My scheme of the day is this:
1) Reduce my 401(k) contributions to 5%. This will allow me to continue to get the match & profit sharing.
2) Put 5% (After Tax) in my Roth
3) Put 5% (After Tax) in a 529 for the girls
4) Any extra monies, put towards mortgage (which should leave me with < 20 years of mortgage payments)
I'm thinking I should be paying the tax on that 10% now(#2 & #3), instead of later. Since I have 3 little tax deductions, & a mortgage, my tax liability is fairly low, right now.
According to my calculations, I could very well be in a higher tax bracket when I retire. (aiming for age 55)

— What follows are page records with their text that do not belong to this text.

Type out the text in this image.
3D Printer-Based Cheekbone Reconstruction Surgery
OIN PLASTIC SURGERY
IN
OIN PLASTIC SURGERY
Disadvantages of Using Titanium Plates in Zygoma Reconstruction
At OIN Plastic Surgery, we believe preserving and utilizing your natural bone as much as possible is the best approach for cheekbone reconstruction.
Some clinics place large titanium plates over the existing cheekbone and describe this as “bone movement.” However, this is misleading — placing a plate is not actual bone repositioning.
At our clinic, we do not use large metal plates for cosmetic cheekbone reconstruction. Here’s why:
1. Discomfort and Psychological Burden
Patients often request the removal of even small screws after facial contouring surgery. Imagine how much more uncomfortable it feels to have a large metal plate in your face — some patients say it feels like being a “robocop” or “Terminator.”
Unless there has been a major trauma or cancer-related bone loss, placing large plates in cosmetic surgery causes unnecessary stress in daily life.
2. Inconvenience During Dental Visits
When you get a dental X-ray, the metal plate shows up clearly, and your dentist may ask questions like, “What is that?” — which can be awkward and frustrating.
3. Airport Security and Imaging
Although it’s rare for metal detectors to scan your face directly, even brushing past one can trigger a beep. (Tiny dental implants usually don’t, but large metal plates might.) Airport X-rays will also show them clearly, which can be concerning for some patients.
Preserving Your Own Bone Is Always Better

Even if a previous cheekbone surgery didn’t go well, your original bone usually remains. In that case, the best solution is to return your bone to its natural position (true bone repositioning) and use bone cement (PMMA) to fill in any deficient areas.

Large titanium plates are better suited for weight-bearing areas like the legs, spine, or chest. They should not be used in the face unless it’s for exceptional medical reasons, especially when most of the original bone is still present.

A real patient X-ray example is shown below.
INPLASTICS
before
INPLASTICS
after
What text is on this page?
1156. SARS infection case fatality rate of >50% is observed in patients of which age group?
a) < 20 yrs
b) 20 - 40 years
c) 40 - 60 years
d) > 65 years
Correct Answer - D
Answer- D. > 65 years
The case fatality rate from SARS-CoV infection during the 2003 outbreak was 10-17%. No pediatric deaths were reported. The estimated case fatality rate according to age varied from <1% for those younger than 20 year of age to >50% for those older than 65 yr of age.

What's the interest rate on that mortgage? I can think of a few reasons that paying it off early don't make sense, but these may or may not apply to you. First, if the interest rate is low, you may be able to make more by using that money to invest. For instance, I have a 15-year FRM at 4.75% so it makes no financial sense to prepay my mortgage since I can get a better rate just by putting the money into a money market account. Second, you will build up equity, but you lose access to that money for any other need you may have along the way. In fact, it might make more sense to put that money into an investment account to have it grow because that would leave you access to the money, and you could still decide down the road to take some of it and pay off the mortgage.
Although 529s can be a good option for college, I don't care for the inflexibility of having the money there. Plus, you have a twin issue where if one twin goes to college and the other doesn't or quits part-way through, you may not have enough time left to switch the funds to the other twin, so you may end up paying penalties to get your own money back or switching the beneficiary to someone else that may not have been in your plan. My twins are high school sophomores, so college planning is something I've been doing for a while, and I think you will have some of the same issues.
To retire early, I'd be more inclined to put the money that would go to the extra mortgage payments into a taxable account and invest from there. Even with your low income tax rate, capital gains are only taxed at 10 or 15%, so that would still be low for accessing your money later. If you end up being in a higher tax bracket, you'd just be paying the 15% taxes on the capital gain since the invested money would be after-tax dollars.
Personally, I also don't see how you would be able to have enough money to live on if you want to retire at 55 if you're not doing more saving now, so I think I'd be looking to do more investing either in taxable or tax-deferred accounts, but the last place I'd be putting my dollars would be into the house.